Review by Lydia McDermott

by Maurice Manning


Harcourt Books
15 East 26th Street, 15th Floor
New York, NY 10010
ISBN-13: 9780151013104
112 pp., $23.00, 2007

Into the fragmented irony of 2007 cracks the voice of a field hand addressing his God, his "Boss," in Maurice Manning's latest volume of poetry, Bucolics. For those who have read his previous collections, Lawrence Booth's Book of Visions and A Companion for Owls, the subject will not seem foreign. The form, however, will be surprising.
What startles in the form is its consistency. In Manning's previous collections, afadavits, lists, maps, letters, and hand-drawn symbols pepper the tight lyrics. In this newest collection, however, every poem is written in the same form: a relatively short yet repetitive lyric with no punctuation and no capitalization other than that of the name "Boss." None of the poems carries a title. The lack of punctuation and the double spacing isolate each word and line from the next, cushioning them in white space, forcing the reader to slow down and puzzle out the syntax. At first glance, Bucolics does not look like a book by Manning at all.
But Manning's distinct voice permeates the collection. As in A Companion for Owls, where the majority of the poems are written from the perspective of Daniel Boone, Manning creates a persona who spends his time pondering nature, humanity, and a higher power called "Boss." Though the speaker addresses the Boss in poems that are like prayers, he has a "rustic" vocabulary and an often irreverent tone.
This character is closest to the cosmos when he contemplates the nature around him and the work he performs with his hands.

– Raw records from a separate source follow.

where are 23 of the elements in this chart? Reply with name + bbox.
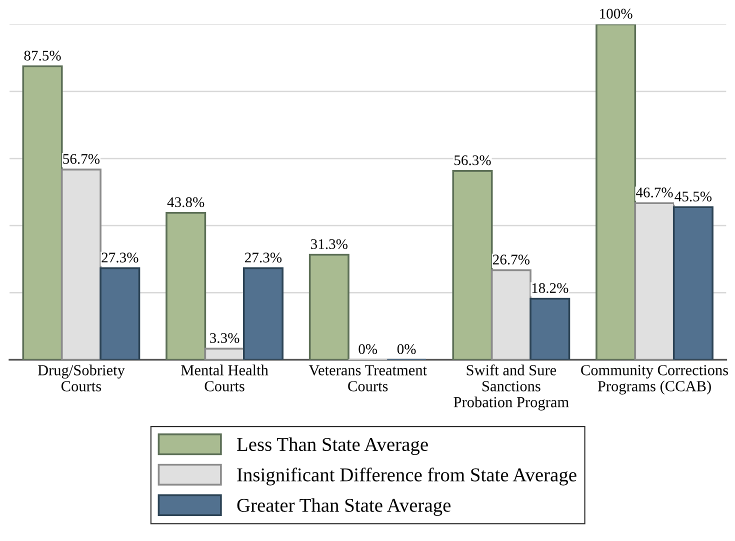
- x-tick-label: Drug/Sobriety Courts: [38, 364, 125, 392]
- x-tick-label: Mental Health Courts: [181, 364, 268, 392]
- legend-label: Greater Than State Average: [237, 498, 451, 516]
- data-label: 27.3%: [102, 252, 138, 263]
- data-label: 56.7%: [63, 154, 100, 164]
- data-label: 3.3%: [210, 333, 240, 344]
- legend-label: Insignificant Difference from State Average: [237, 468, 576, 486]
- x-tick-label: Veterans Treatment Courts: [308, 365, 427, 392]
- data-label: 0%: [358, 344, 378, 354]
- data-label: 0%: [397, 344, 416, 354]
- legend-label: Less Than State Average: [237, 437, 428, 456]
- x-tick-label: Community Corrections Programs (CCAB): [581, 365, 728, 394]
- data-label: 45.5%: [674, 192, 712, 202]
- data-label: 26.7%: [493, 254, 530, 265]
- x-tick-label: Swift and Sure Sanctions Probation Program: [454, 364, 569, 410]
- data-label: 100%: [600, 8, 632, 19]
- data-label: 31.3%: [311, 239, 348, 250]
- data-label: 18.2%: [532, 283, 568, 294]
- data-label: 46.7%: [636, 188, 673, 198]
- data-label: 27.3%: [245, 252, 282, 263]
- data-label: 43.8%: [167, 197, 204, 208]
- data-label: 87.5%: [24, 50, 61, 61]
- data-label: 56.3%: [454, 155, 491, 166]
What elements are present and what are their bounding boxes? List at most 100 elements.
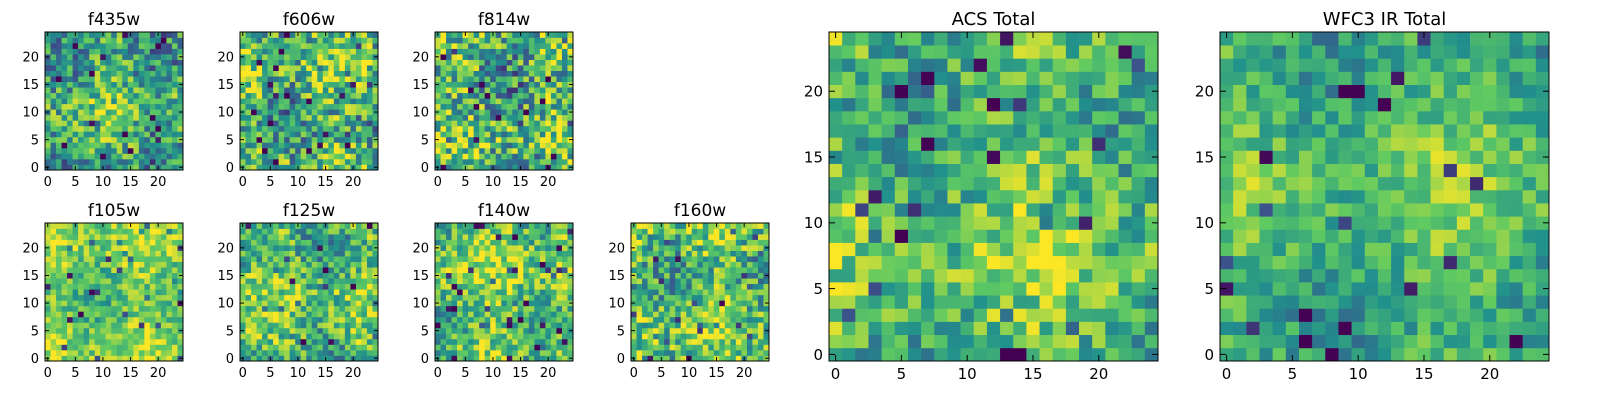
heatmap-cell (177, 114, 184, 121)
heatmap-cell (306, 289, 313, 296)
heatmap-cell (50, 109, 57, 116)
heatmap-cell (72, 120, 79, 127)
heatmap-cell (1039, 295, 1054, 309)
heatmap-cell (94, 125, 101, 132)
heatmap-cell (344, 136, 351, 143)
heatmap-cell (462, 54, 469, 60)
heatmap-cell (446, 239, 452, 246)
heatmap-cell (355, 103, 362, 110)
heatmap-cell (440, 164, 447, 171)
heatmap-cell (517, 322, 524, 329)
heatmap-cell (122, 37, 129, 44)
heatmap-cell (306, 43, 313, 49)
heatmap-cell (67, 65, 73, 71)
heatmap-cell (78, 267, 84, 274)
heatmap-cell (344, 239, 351, 246)
heatmap-cell (133, 109, 140, 116)
heatmap-cell (842, 242, 856, 257)
heatmap-cell (484, 338, 491, 345)
heatmap-cell (545, 70, 552, 77)
heatmap-cell (495, 234, 502, 240)
heatmap-cell (446, 76, 452, 83)
heatmap-cell (534, 153, 541, 160)
heatmap-cell (675, 300, 682, 307)
heatmap-cell (512, 223, 519, 229)
heatmap-cell (83, 327, 90, 334)
heatmap-cell (512, 245, 519, 251)
heatmap-cell (160, 245, 167, 251)
heatmap-cell (855, 347, 869, 362)
heatmap-cell (561, 261, 568, 268)
heatmap-cell (339, 32, 346, 38)
heatmap-cell (724, 245, 731, 251)
heatmap-cell (100, 289, 107, 296)
heatmap-cell (691, 322, 698, 329)
heatmap-cell (127, 250, 134, 257)
heatmap-cell (166, 114, 173, 121)
heatmap-cell (545, 283, 552, 290)
heatmap-cell (1079, 216, 1093, 230)
heatmap-cell (94, 54, 101, 60)
heatmap-cell (881, 334, 896, 349)
heatmap-cell (642, 261, 648, 268)
heatmap-cell (550, 136, 557, 143)
heatmap-cell (446, 37, 452, 44)
heatmap-cell (1092, 268, 1106, 283)
heatmap-cell (295, 70, 302, 77)
heatmap-cell (295, 120, 302, 127)
heatmap-cell (1105, 321, 1119, 336)
heatmap-cell (523, 81, 530, 88)
heatmap-cell (56, 239, 62, 246)
heatmap-cell (361, 239, 368, 246)
heatmap-cell (934, 321, 948, 336)
heatmap-cell (56, 70, 62, 77)
heatmap-cell (697, 250, 704, 257)
heatmap-cell (550, 32, 557, 38)
heatmap-cell (127, 333, 134, 340)
heatmap-cell (72, 250, 79, 257)
heatmap-cell (339, 147, 346, 154)
heatmap-cell (273, 98, 279, 105)
heatmap-cell (457, 109, 463, 116)
heatmap-cell (89, 239, 96, 246)
heatmap-cell (300, 289, 307, 296)
heatmap-cell (94, 223, 101, 229)
heatmap-cell (1039, 268, 1054, 283)
heatmap-cell (567, 65, 574, 71)
heatmap-cell (89, 70, 96, 77)
heatmap-cell (267, 120, 274, 127)
heatmap-cell (528, 322, 535, 329)
x-tick-label: 5 (657, 366, 665, 381)
heatmap-cell (289, 54, 296, 60)
heatmap-cell (1079, 176, 1093, 191)
heatmap-cell (523, 76, 530, 83)
heatmap-cell (446, 223, 452, 229)
heatmap-cell (160, 333, 167, 340)
heatmap-cell (1131, 242, 1146, 257)
heatmap-cell (868, 268, 882, 283)
heatmap-cell (317, 344, 324, 351)
heatmap-cell (251, 300, 257, 307)
heatmap-cell (61, 136, 68, 143)
heatmap-cell (842, 308, 856, 322)
heatmap-cell (495, 65, 502, 71)
heatmap-cell (440, 48, 447, 55)
heatmap-cell (56, 54, 62, 60)
heatmap-cell (752, 355, 759, 362)
heatmap-cell (512, 256, 519, 262)
heatmap-cell (289, 239, 296, 246)
heatmap-cell (262, 228, 268, 235)
heatmap-cell (934, 203, 948, 217)
heatmap-cell (72, 59, 79, 66)
heatmap-cell (122, 153, 129, 160)
heatmap-cell (267, 37, 274, 44)
heatmap-cell (361, 355, 368, 362)
heatmap-cell (311, 300, 318, 307)
heatmap-cell (289, 136, 296, 143)
heatmap-cell (556, 322, 563, 329)
heatmap-cell (719, 245, 726, 251)
axes-frame-f105w (44, 222, 184, 362)
heatmap-cell (680, 294, 687, 301)
heatmap-cell (251, 147, 257, 154)
heatmap-cell (501, 48, 508, 55)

Manning captures a sense of pure wonder in this voice. In XXVI, the field hand considers the Boss's work:

              you sow the sticky stuff that sticks

              the honey to the yellow belly

              of the bee but then O green-thumbed Boss

              you save a seed for me...

The reader is forced to examine the minute details of a bee's work. This slow reverie in nature at work captivates and pulls the reader through phrases and sentences run together in a building wonderment. Yet the language, like the objects it portrays, is beautiful in its simplicity.
The narrator often talks to Boss in colloquialisms, asking whether he gets "tickled" and calling him names such as "rounder," "birdbrain," "blowhard," and "fancy-pants." He addresses Boss unabashedly. LV begins "do you put your trousers on one leg / at a time like me or do you just snap / your fingers Boss you fancy-pants" and ends "...I've had it up to here / O Boss I've had enough of you." Yet, a little later, in LXXVI, the narrator rambles on in a litany of thanks, ending:

               . . . thank you for

               two hands to make a cup

               to hold the leaf Boss thank you

               for the red bug riding on the leaf
The speaker is relentlessly faithful, and his earlier irreverence reflects a personal connection more than it does blasphemy. Through his narrator, Manning "spins a yarn," winding the simple and the cosmically complex into one tight ball.